Я просто благодарен, что другой человек, которого она уважает, предлагает Насте то же, что и я.
Это заставляет ее встать с дивана. Она задерживается, чтобы крепко обнять отца, и выходит из комнаты. Я следую за ней, когда ее отец останавливает меня, сжимая мою руку, со словами: — Позаботься о моей девочке.
— Обязательно.
***
В полной уверенности, что найду Настю, лежащей на кровати, захожу в ее комнату. Вместо этого она сидит на краю, сгорбившись и обхватив голову руками. Закрыв дверь, беру обезболивающее и стакан воды с тумбочки и предлагаю ей.
Ее глаза не встречаются с моими, когда она берет их из моих рук.
— Ты не отходил от меня уже несколько дней, — бормочет Настя, когда я наклоняюсь, чтобы помочь ей раздеться. — Я не собираюсь впадать в депрессию, если ты дашь мне побыть одной.
— Я знаю.
Она больше ничего не говорит. Помогаю ей встать и расстегнуть молнию на ее черном платье. Ее лифчик следующий. Я был бы лжецом, если бы сказал, что мне не нравятся ее изгибы. Она всегда красива, даже в своем горе, но все, что связано с сексом, не в моем фокусе сейчас. Помочь ей исцелиться — это единственное, о чем я думаю. Натягиваю мягкую футболку ей через голову.
— Я не жду, что ты останешься здесь.
Присаживаюсь на колени, помогая ей снять чулки. Настя поднимает ноги одну за другой, опираясь рукой на мою спину, чтобы не упасть.
— А где же мне еще быть?
— Где угодно, только не здесь. Когда мы начали, ты хотел секса. Ты точно не подписывался на все это.
— Ты моя, — напоминаю ей, отказываясь злиться или спорить, тогда как она, кажется, ищет повод для ссоры. — Я никуда не уйду, — смотрю на нее снизу вверх, но Настя опять отводит взгляд.
Она напрягается, когда я притягиваю ее к себе. Утыкаюсь лицом ей в живот и замираю. Но, как бы мне ни хотелось, чтобы она провела пальцами по моим волосам, ее руки безвольно висят по бокам.
— Зачем тебе тратить свое время на это все?
— Потому что тебе нужна поддержка, и потому что я лю…
— Остановись!
— Нет, — встаю прямо перед ней. — Я здесь, потому что люблю тебя.
— Ты не должен говорить это в такое время.
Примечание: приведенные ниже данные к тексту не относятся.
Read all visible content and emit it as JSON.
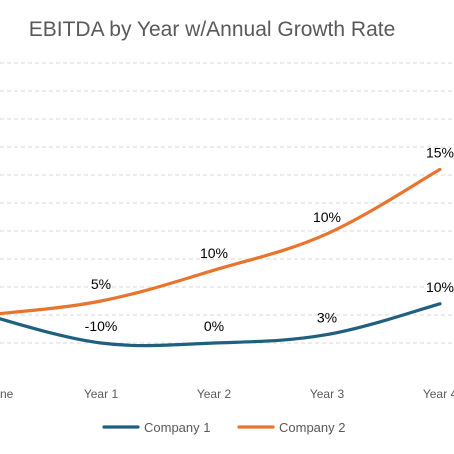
{
  "chart_data": {
    "type": "line",
    "title": "EBITDA by Year w/Annual Growth Rate",
    "categories": [
      "Baseline",
      "Year 1",
      "Year 2",
      "Year 3",
      "Year 4"
    ],
    "visible_tick_labels": [
      "ne",
      "Year 1",
      "Year 2",
      "Year 3",
      "Year 4"
    ],
    "ylim": [
      0,
      10
    ],
    "grid": true,
    "legend_position": "bottom",
    "series": [
      {
        "name": "Company 1",
        "color": "#1F5F7F",
        "values": [
          1.0,
          0.0,
          0.0,
          0.3,
          1.4
        ],
        "labels": [
          "",
          "-10%",
          "0%",
          "3%",
          "10%"
        ]
      },
      {
        "name": "Company 2",
        "color": "#E8742E",
        "values": [
          1.0,
          1.5,
          2.6,
          3.9,
          6.2
        ],
        "labels": [
          "",
          "5%",
          "10%",
          "10%",
          "15%"
        ]
      }
    ]
  }
}
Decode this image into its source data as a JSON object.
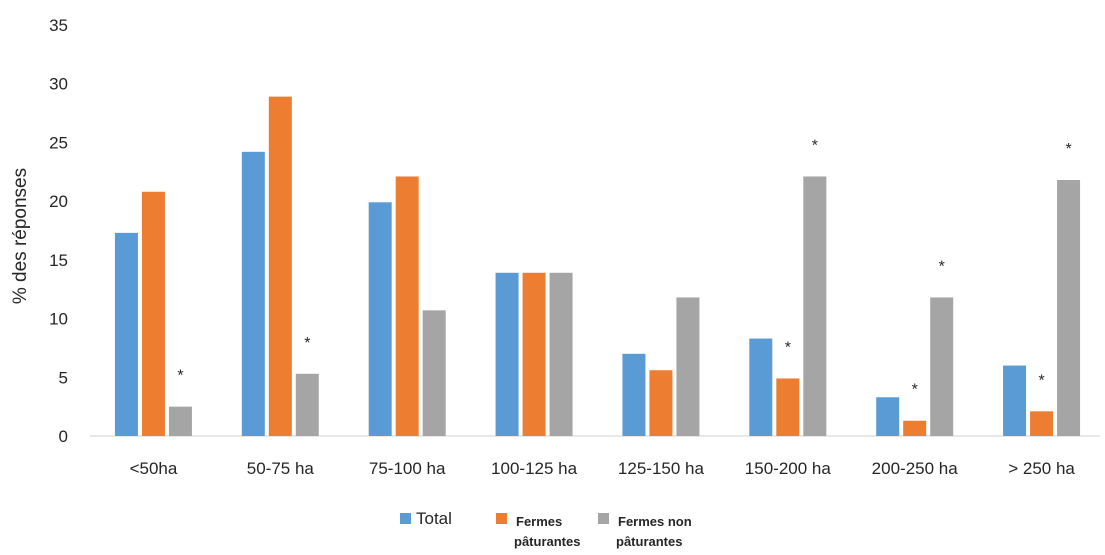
{
  "chart_data": {
    "type": "bar",
    "title": "",
    "xlabel": "",
    "ylabel": "% des réponses",
    "ylim": [
      0,
      35
    ],
    "yticks": [
      "0",
      "5",
      "10",
      "15",
      "20",
      "25",
      "30",
      "35"
    ],
    "grid": false,
    "legend_position": "bottom",
    "categories": [
      "<50ha",
      "50-75 ha",
      "75-100 ha",
      "100-125 ha",
      "125-150 ha",
      "150-200 ha",
      "200-250 ha",
      "> 250 ha"
    ],
    "series": [
      {
        "name": "Total",
        "legend_lines": [
          "Total"
        ],
        "color": "#5B9BD5",
        "values": [
          17.3,
          24.2,
          19.9,
          13.9,
          7.0,
          8.3,
          3.3,
          6.0
        ]
      },
      {
        "name": "Fermes pâturantes",
        "legend_lines": [
          "Fermes",
          "pâturantes"
        ],
        "color": "#ED7D31",
        "values": [
          20.8,
          28.9,
          22.1,
          13.9,
          5.6,
          4.9,
          1.3,
          2.1
        ]
      },
      {
        "name": "Fermes non pâturantes",
        "legend_lines": [
          "Fermes non",
          "pâturantes"
        ],
        "color": "#A5A5A5",
        "values": [
          2.5,
          5.3,
          10.7,
          13.9,
          11.8,
          22.1,
          11.8,
          21.8
        ]
      }
    ],
    "significance_marker": "*",
    "annotations": [
      {
        "category": "<50ha",
        "series": "Fermes non pâturantes",
        "text": "*"
      },
      {
        "category": "50-75 ha",
        "series": "Fermes non pâturantes",
        "text": "*"
      },
      {
        "category": "150-200 ha",
        "series": "Fermes pâturantes",
        "text": "*"
      },
      {
        "category": "150-200 ha",
        "series": "Fermes non pâturantes",
        "text": "*"
      },
      {
        "category": "200-250 ha",
        "series": "Fermes pâturantes",
        "text": "*"
      },
      {
        "category": "200-250 ha",
        "series": "Fermes non pâturantes",
        "text": "*"
      },
      {
        "category": "> 250 ha",
        "series": "Fermes pâturantes",
        "text": "*"
      },
      {
        "category": "> 250 ha",
        "series": "Fermes non pâturantes",
        "text": "*"
      }
    ]
  }
}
— Мне следовало сказать это раньше. Я не использую эти слова, как способ успокоить тебя, пока тебе больно. Я говорю их, потому что люблю тебя.
— Я не скажу их в ответ.
В уголках ее глаз собираются слезы. Она так много плакала последние два дня, что перестала их смахивать.
— Ладно.
Помогаю ей улечься и, когда она забирается под одеяло, ложусь рядом, прижимая к своей груди. Ее слезы быстро пропитывают мою рубашку. Как я и предполагал, она сразу проваливается в глубокий сон. Обнимаю ее крепче и через какое-то время впадаю в дремоту, очнувшись лишь когда день клонится к закату от того, что ее отец тихо стучит в дверь.
Я полностью одет и лежу поверх одеяла, когда он открывает дверь, но я все еще чувствую себя неловко из-за того, что он видит нас в постели вместе.
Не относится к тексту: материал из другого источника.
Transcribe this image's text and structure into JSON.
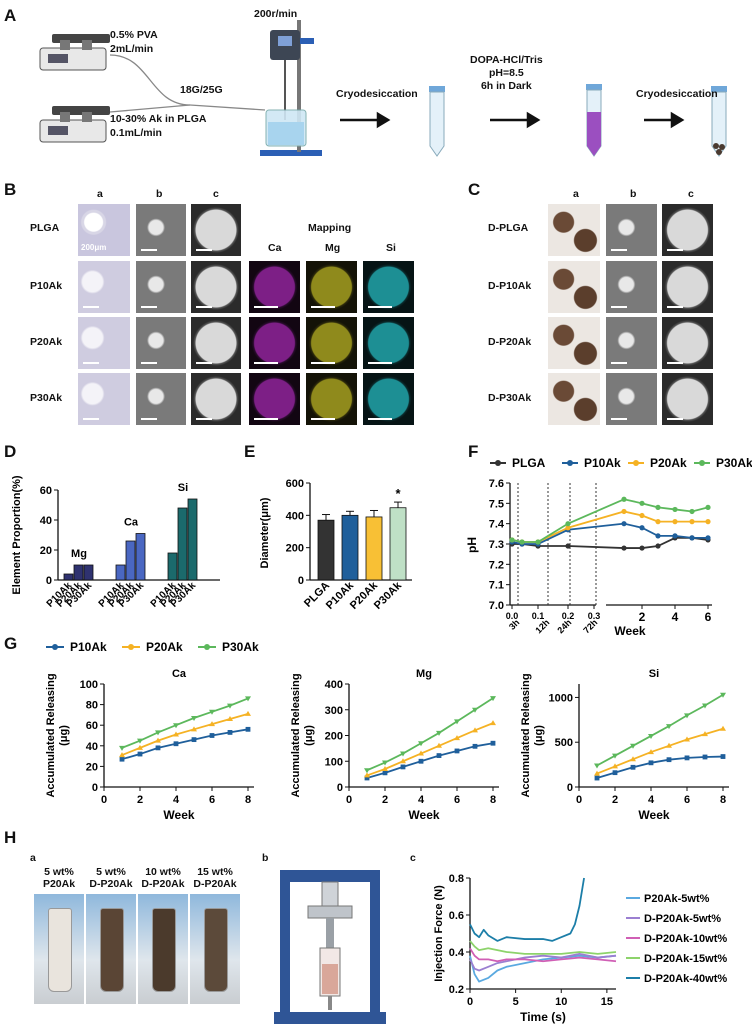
{
  "panelA": {
    "label": "A",
    "pump1_text": [
      "0.5% PVA",
      "2mL/min"
    ],
    "pump2_text": [
      "10-30% Ak in PLGA",
      "0.1mL/min"
    ],
    "needle": "18G/25G",
    "stirrer": "200r/min",
    "step1": "Cryodesiccation",
    "step2": [
      "DOPA-HCl/Tris",
      "pH=8.5",
      "6h in Dark"
    ],
    "step3": "Cryodesiccation"
  },
  "panelB": {
    "label": "B",
    "cols": [
      "a",
      "b",
      "c"
    ],
    "mapping_title": "Mapping",
    "map_cols": [
      "Ca",
      "Mg",
      "Si"
    ],
    "rows": [
      "PLGA",
      "P10Ak",
      "P20Ak",
      "P30Ak"
    ],
    "scale": "200μm"
  },
  "panelC": {
    "label": "C",
    "cols": [
      "a",
      "b",
      "c"
    ],
    "rows": [
      "D-PLGA",
      "D-P10Ak",
      "D-P20Ak",
      "D-P30Ak"
    ]
  },
  "panelD": {
    "label": "D",
    "chart_data": {
      "type": "bar",
      "ylabel": "Element Proportion(%)",
      "ylim": [
        0,
        60
      ],
      "yticks": [
        0,
        20,
        40,
        60
      ],
      "groups": [
        "Mg",
        "Ca",
        "Si"
      ],
      "categories": [
        "P10Ak",
        "P20Ak",
        "P30Ak"
      ],
      "values": {
        "Mg": [
          4,
          10,
          10
        ],
        "Ca": [
          10,
          26,
          31
        ],
        "Si": [
          18,
          48,
          54
        ]
      },
      "colors": {
        "Mg": "#2f3270",
        "Ca": "#4a67c2",
        "Si": "#1b6a6c"
      }
    }
  },
  "panelE": {
    "label": "E",
    "chart_data": {
      "type": "bar",
      "ylabel": "Diameter(μm)",
      "ylim": [
        0,
        600
      ],
      "yticks": [
        0,
        200,
        400,
        600
      ],
      "categories": [
        "PLGA",
        "P10Ak",
        "P20Ak",
        "P30Ak"
      ],
      "values": [
        370,
        400,
        390,
        447
      ],
      "errors": [
        35,
        25,
        40,
        35
      ],
      "colors": [
        "#333333",
        "#1f5f9b",
        "#f8c035",
        "#bfe0c6"
      ],
      "annotation": "*"
    }
  },
  "panelF": {
    "label": "F",
    "chart_data": {
      "type": "line",
      "ylabel": "pH",
      "xlabel": "Week",
      "ylim": [
        7.0,
        7.6
      ],
      "yticks": [
        "7.0",
        "7.1",
        "7.2",
        "7.3",
        "7.4",
        "7.5",
        "7.6"
      ],
      "x_early_ticks": [
        "0.0",
        "0.1",
        "0.2",
        "0.3"
      ],
      "x_early_labels": [
        "3h",
        "12h",
        "24h",
        "72h"
      ],
      "x_late_ticks": [
        "2",
        "4",
        "6"
      ],
      "legend": [
        "PLGA",
        "P10Ak",
        "P20Ak",
        "P30Ak"
      ],
      "colors": [
        "#333333",
        "#1f5f9b",
        "#f5b224",
        "#5cb85c"
      ],
      "series": [
        {
          "name": "PLGA",
          "values": [
            7.3,
            7.3,
            7.29,
            7.29,
            7.28,
            7.28,
            7.29,
            7.33,
            7.33,
            7.32
          ]
        },
        {
          "name": "P10Ak",
          "values": [
            7.31,
            7.3,
            7.3,
            7.37,
            7.4,
            7.38,
            7.34,
            7.34,
            7.33,
            7.33
          ]
        },
        {
          "name": "P20Ak",
          "values": [
            7.32,
            7.31,
            7.31,
            7.38,
            7.46,
            7.44,
            7.41,
            7.41,
            7.41,
            7.41
          ]
        },
        {
          "name": "P30Ak",
          "values": [
            7.32,
            7.31,
            7.31,
            7.4,
            7.52,
            7.5,
            7.48,
            7.47,
            7.46,
            7.48
          ]
        }
      ]
    }
  },
  "panelG": {
    "label": "G",
    "legend": [
      "P10Ak",
      "P20Ak",
      "P30Ak"
    ],
    "colors": [
      "#1f5f9b",
      "#f5b224",
      "#5cb85c"
    ],
    "chart_data": [
      {
        "type": "line",
        "title": "Ca",
        "xlabel": "Week",
        "ylabel": "Accumulated Releasing (μg)",
        "x": [
          1,
          2,
          3,
          4,
          5,
          6,
          7,
          8
        ],
        "ylim": [
          0,
          100
        ],
        "yticks": [
          "0",
          "20",
          "40",
          "60",
          "80",
          "100"
        ],
        "series": [
          {
            "name": "P10Ak",
            "values": [
              27,
              32,
              38,
              42,
              46,
              50,
              53,
              56
            ]
          },
          {
            "name": "P20Ak",
            "values": [
              31,
              38,
              45,
              51,
              56,
              61,
              66,
              71
            ]
          },
          {
            "name": "P30Ak",
            "values": [
              38,
              45,
              53,
              60,
              67,
              73,
              79,
              86
            ]
          }
        ]
      },
      {
        "type": "line",
        "title": "Mg",
        "xlabel": "Week",
        "ylabel": "Accumulated Releasing (μg)",
        "x": [
          1,
          2,
          3,
          4,
          5,
          6,
          7,
          8
        ],
        "ylim": [
          0,
          400
        ],
        "yticks": [
          "0",
          "100",
          "200",
          "300",
          "400"
        ],
        "series": [
          {
            "name": "P10Ak",
            "values": [
              35,
              55,
              78,
              100,
              122,
              140,
              158,
              170
            ]
          },
          {
            "name": "P20Ak",
            "values": [
              45,
              70,
              100,
              130,
              160,
              190,
              220,
              248
            ]
          },
          {
            "name": "P30Ak",
            "values": [
              65,
              95,
              130,
              170,
              210,
              255,
              300,
              345
            ]
          }
        ]
      },
      {
        "type": "line",
        "title": "Si",
        "xlabel": "Week",
        "ylabel": "Accumulated Releasing (μg)",
        "x": [
          1,
          2,
          3,
          4,
          5,
          6,
          7,
          8
        ],
        "ylim": [
          0,
          1150
        ],
        "yticks": [
          "0",
          "500",
          "1000"
        ],
        "series": [
          {
            "name": "P10Ak",
            "values": [
              100,
              160,
              220,
              270,
              305,
              325,
              335,
              340
            ]
          },
          {
            "name": "P20Ak",
            "values": [
              150,
              230,
              310,
              390,
              460,
              530,
              590,
              650
            ]
          },
          {
            "name": "P30Ak",
            "values": [
              240,
              350,
              460,
              570,
              680,
              800,
              910,
              1030
            ]
          }
        ]
      }
    ]
  },
  "panelH": {
    "label": "H",
    "sub_a": "a",
    "sub_b": "b",
    "sub_c": "c",
    "vials": [
      [
        "5 wt%",
        "P20Ak"
      ],
      [
        "5 wt%",
        "D-P20Ak"
      ],
      [
        "10 wt%",
        "D-P20Ak"
      ],
      [
        "15 wt%",
        "D-P20Ak"
      ]
    ],
    "vial_colors": [
      "#e9e4dd",
      "#5a4535",
      "#4b3a2c",
      "#5c4a3a"
    ],
    "chart_data": {
      "type": "line",
      "xlabel": "Time (s)",
      "ylabel": "Injection Force (N)",
      "ylim": [
        0.2,
        0.8
      ],
      "yticks": [
        "0.2",
        "0.4",
        "0.6",
        "0.8"
      ],
      "xlim": [
        0,
        16
      ],
      "xticks": [
        "0",
        "5",
        "10",
        "15"
      ],
      "legend": [
        "P20Ak-5wt%",
        "D-P20Ak-5wt%",
        "D-P20Ak-10wt%",
        "D-P20Ak-15wt%",
        "D-P20Ak-40wt%"
      ],
      "colors": [
        "#5aa9e0",
        "#9b7fd1",
        "#d05fb5",
        "#8dd36b",
        "#1c7ea8"
      ],
      "series": [
        {
          "name": "P20Ak-5wt%",
          "x": [
            0,
            0.5,
            1,
            2,
            3,
            4,
            6,
            8,
            10,
            12,
            14,
            16
          ],
          "values": [
            0.38,
            0.28,
            0.24,
            0.26,
            0.3,
            0.32,
            0.34,
            0.36,
            0.37,
            0.38,
            0.37,
            0.38
          ]
        },
        {
          "name": "D-P20Ak-5wt%",
          "x": [
            0,
            0.5,
            1,
            2,
            3,
            4,
            6,
            8,
            10,
            12,
            14,
            16
          ],
          "values": [
            0.36,
            0.31,
            0.3,
            0.32,
            0.34,
            0.35,
            0.37,
            0.38,
            0.37,
            0.39,
            0.37,
            0.38
          ]
        },
        {
          "name": "D-P20Ak-10wt%",
          "x": [
            0,
            0.5,
            1,
            2,
            3,
            4,
            6,
            8,
            10,
            12,
            14,
            16
          ],
          "values": [
            0.42,
            0.38,
            0.36,
            0.36,
            0.35,
            0.36,
            0.36,
            0.35,
            0.36,
            0.37,
            0.36,
            0.35
          ]
        },
        {
          "name": "D-P20Ak-15wt%",
          "x": [
            0,
            0.5,
            1,
            2,
            3,
            4,
            6,
            8,
            10,
            12,
            14,
            16
          ],
          "values": [
            0.46,
            0.43,
            0.41,
            0.42,
            0.41,
            0.4,
            0.39,
            0.39,
            0.39,
            0.4,
            0.39,
            0.4
          ]
        },
        {
          "name": "D-P20Ak-40wt%",
          "x": [
            0,
            0.5,
            1,
            1.5,
            2,
            3,
            4,
            6,
            8,
            9,
            10,
            11,
            11.5,
            12,
            12.5
          ],
          "values": [
            0.55,
            0.5,
            0.48,
            0.52,
            0.49,
            0.46,
            0.48,
            0.47,
            0.47,
            0.46,
            0.48,
            0.5,
            0.55,
            0.65,
            0.8
          ]
        }
      ]
    }
  }
}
— Настя очень устала и я… — начинаю объяснять.
Он останавливает меня рукой: — Все нормально. Она взрослая женщина.
— Я бы не проявил неуважения к Вам в Вашем доме, — говорю ему, а он качает головой.
— Павел, все нормально.
Он так же измучен, как и его дочь, и я знаю, что он зашел на минутку проверить ее, перед тем как самому идти спать.
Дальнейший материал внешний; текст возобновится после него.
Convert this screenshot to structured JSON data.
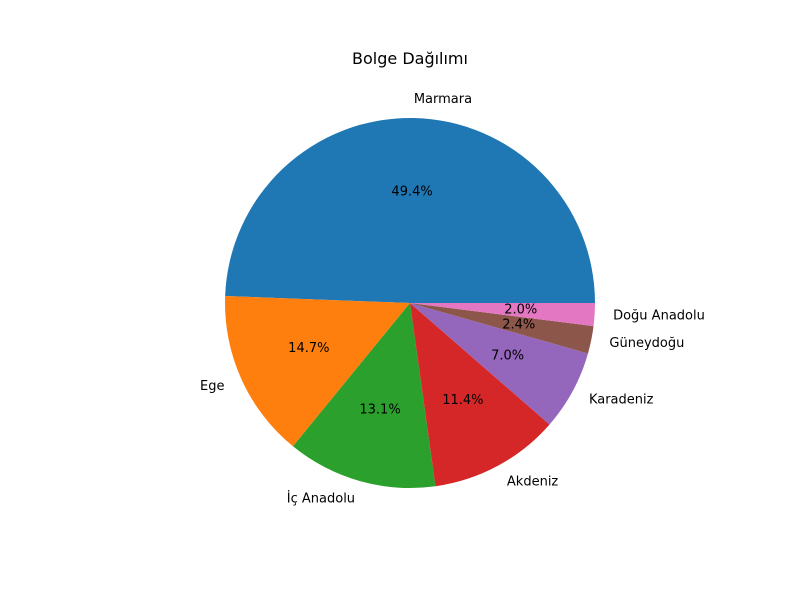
{
  "chart_data": {
    "type": "pie",
    "title": "Bolge Dağılımı",
    "categories": [
      "Marmara",
      "Ege",
      "İç Anadolu",
      "Akdeniz",
      "Karadeniz",
      "Güneydoğu",
      "Doğu Anadolu"
    ],
    "values": [
      49.4,
      14.7,
      13.1,
      11.4,
      7.0,
      2.4,
      2.0
    ],
    "value_labels": [
      "49.4%",
      "14.7%",
      "13.1%",
      "11.4%",
      "7.0%",
      "2.4%",
      "2.0%"
    ],
    "colors": [
      "#1f77b4",
      "#ff7f0e",
      "#2ca02c",
      "#d62728",
      "#9467bd",
      "#8c564b",
      "#e377c2"
    ],
    "start_angle_deg": 0,
    "direction": "counterclockwise",
    "legend": "none"
  }
}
Меня удивляет, когда он проходит в комнату и садится на край кровати, уставившись на свои руки.
— Почему ты здесь, Павел? — он продолжает, до того как я успею ответить. — Ты чувствуешь себя обязанным, потому что ты случайно оказался с Настей, когда Лена звонила перед тем как…
Он даже не может произнести эти слова.
Не могу представить, как ему тяжело. Я даже думать не хочу, что мог бы потерять девушку в моих объятиях. А он потерял жену.